With all of this consolidation it came as quite a shock to many in the Portland-area residents when Providence announced that, as of 2013, patients who were perfectly happy with their HealthNet insurance policies would no longer be allowed to use their lifelong Providence doctors, hospitals or other resources. No reason was given, although it seems clear that Providence was unhappy with the prospect of allowing HealthNet patients to choose to use Providence doctors and hospitals for some aspects of their care, and non-Providence facilities for others. This is exactly in line with ACO philosophy and practice.
‘Chris Ellertson, president of Health Net of Oregon, admitted he was blindsided by Providence’s decision in email correspondence obtained by The Lund Report. “We’ve historically had a good working relationship with them,” he wrote. “And, we talked some time ago about how we could further support the work they are doing within their medical group. It’s the same sort of problem-solving that we’ve been focused on in our work with a number of providers. Then, seemingly out of blue, a termination notice. No phone call. No indication. Astonishing.”’
Providence Health insurance plan CEO Jack Friedman denied that there wan any anti-competitive hanky-panky involved in the decision, saying: “This was a mistake; I had no role in this, no voice,” Friedman told The Lund Report. “There is a huge wall between the health plan and the health system when it comes to payer contracting. The health plan has no voice in a decision on the delivery system nor should it have a voice.”
Regardless, the net affect of the Providence decision is to force HealthNet patients to either change their health insurance, or change the doctors, hospitals and other facilities they may have used for generations. Many people who literally live right next to Providence hospitals and clinics are now being forced to drive for miles to a different doctor and facility that they are allowed to use. Gone are the days when a patient might be allowed to pick and choose among doctors and hospitals based upon which one has the most skill and the best equipment rather than whether or not they happen to belong to the owner of a competing insurance company.

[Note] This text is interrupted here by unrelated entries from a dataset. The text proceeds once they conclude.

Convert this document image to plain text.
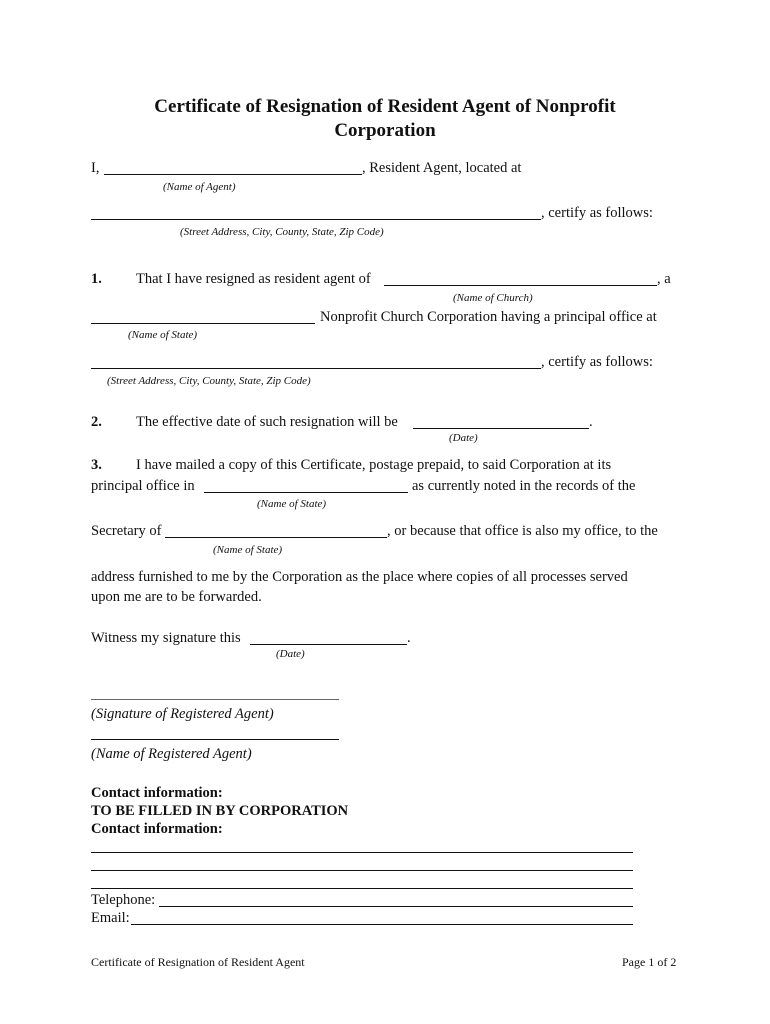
Certificate of Resignation of Resident Agent of Nonprofit
Corporation
I,	, Resident Agent, located at
(Name of Agent)
, certify as follows:
(Street Address, City, County, State, Zip Code)
1. That I have resigned as resident agent of	, a
(Name of Church)
Nonprofit Church Corporation having a principal office at
(Name of State)
, certify as follows:
(Street Address, City, County, State, Zip Code)
2. The effective date of such resignation will be	.
(Date)
3. I have mailed a copy of this Certificate, postage prepaid, to said Corporation at its
principal office in	as currently noted in the records of the
(Name of State)
Secretary of	, or because that office is also my office, to the
(Name of State)
address furnished to me by the Corporation as the place where copies of all processes served
upon me are to be forwarded.
Witness my signature this	.
(Date)
(Signature of Registered Agent)
(Name of Registered Agent)
Contact information:
TO BE FILLED IN BY CORPORATION
Contact information:
Telephone:
Email:
Certificate of Resignation of Resident Agent	Page 1 of 2
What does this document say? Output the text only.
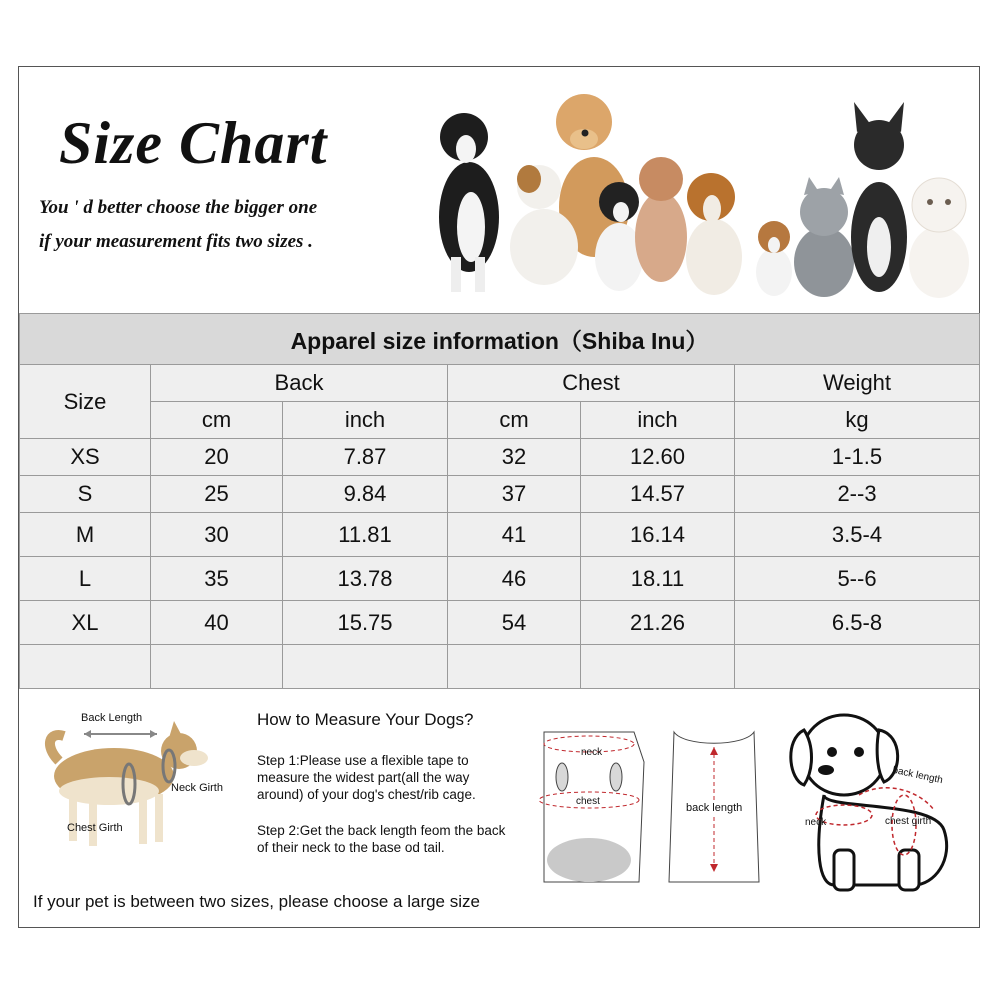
Size Chart
You ' d better choose the bigger one
if your measurement fits two sizes .
Apparel size information（Shiba Inu）					
Size	Back		Chest		Weight
	cm	inch	cm	inch	kg
XS	20	7.87	32	12.60	1-1.5
S	25	9.84	37	14.57	2--3
M	30	11.81	41	16.14	3.5-4
L	35	13.78	46	18.11	5--6
XL	40	15.75	54	21.26	6.5-8

Back Length
Neck Girth
Chest Girth
How to Measure Your Dogs?
Step 1:Please use a flexible tape to measure the widest part(all the way around) of your dog's chest/rib cage.
Step 2:Get the back length feom the back of their neck to the base od tail.
neck
chest
back length
back length
neck	chest girth
If your pet is between two sizes, please choose a large size
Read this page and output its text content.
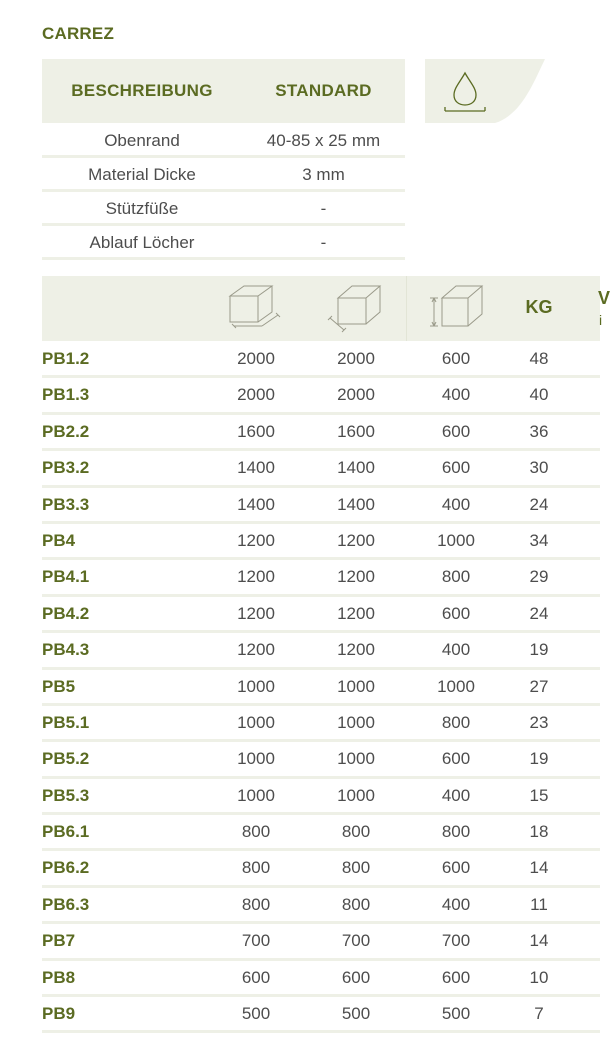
CARREZ
BESCHREIBUNG	STANDARD
Obenrand	40-85 x 25 mm
Material Dicke	3 mm
Stützfüße	-
Ablauf Löcher	-
KG	V
i
PB1.2	2000	2000	600	48
PB1.3	2000	2000	400	40
PB2.2	1600	1600	600	36
PB3.2	1400	1400	600	30
PB3.3	1400	1400	400	24
PB4	1200	1200	1000	34
PB4.1	1200	1200	800	29
PB4.2	1200	1200	600	24
PB4.3	1200	1200	400	19
PB5	1000	1000	1000	27
PB5.1	1000	1000	800	23
PB5.2	1000	1000	600	19
PB5.3	1000	1000	400	15
PB6.1	800	800	800	18
PB6.2	800	800	600	14
PB6.3	800	800	400	11
PB7	700	700	700	14
PB8	600	600	600	10
PB9	500	500	500	7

Another disturbing aspect of the decision is that it makes it clear that institutions like Providence are explicitly being given monopoly power under ObamaCare to control not only health insurance in a given market, but the doctors, hospitals, clinics, labs and imaging centers as well. This clearly has the potential to result in situations in which the amount and types of care provided are chosen to maximize overall profits to the Providence system rather than medical benefits to patients.
It seems clear that President Obama and the Democrats in Congress who passed this law either did not know what was in it, or deliberately lied about its implications for consumer choice in healthcare. Or perhaps they had to pass it so that they could find out what was in it?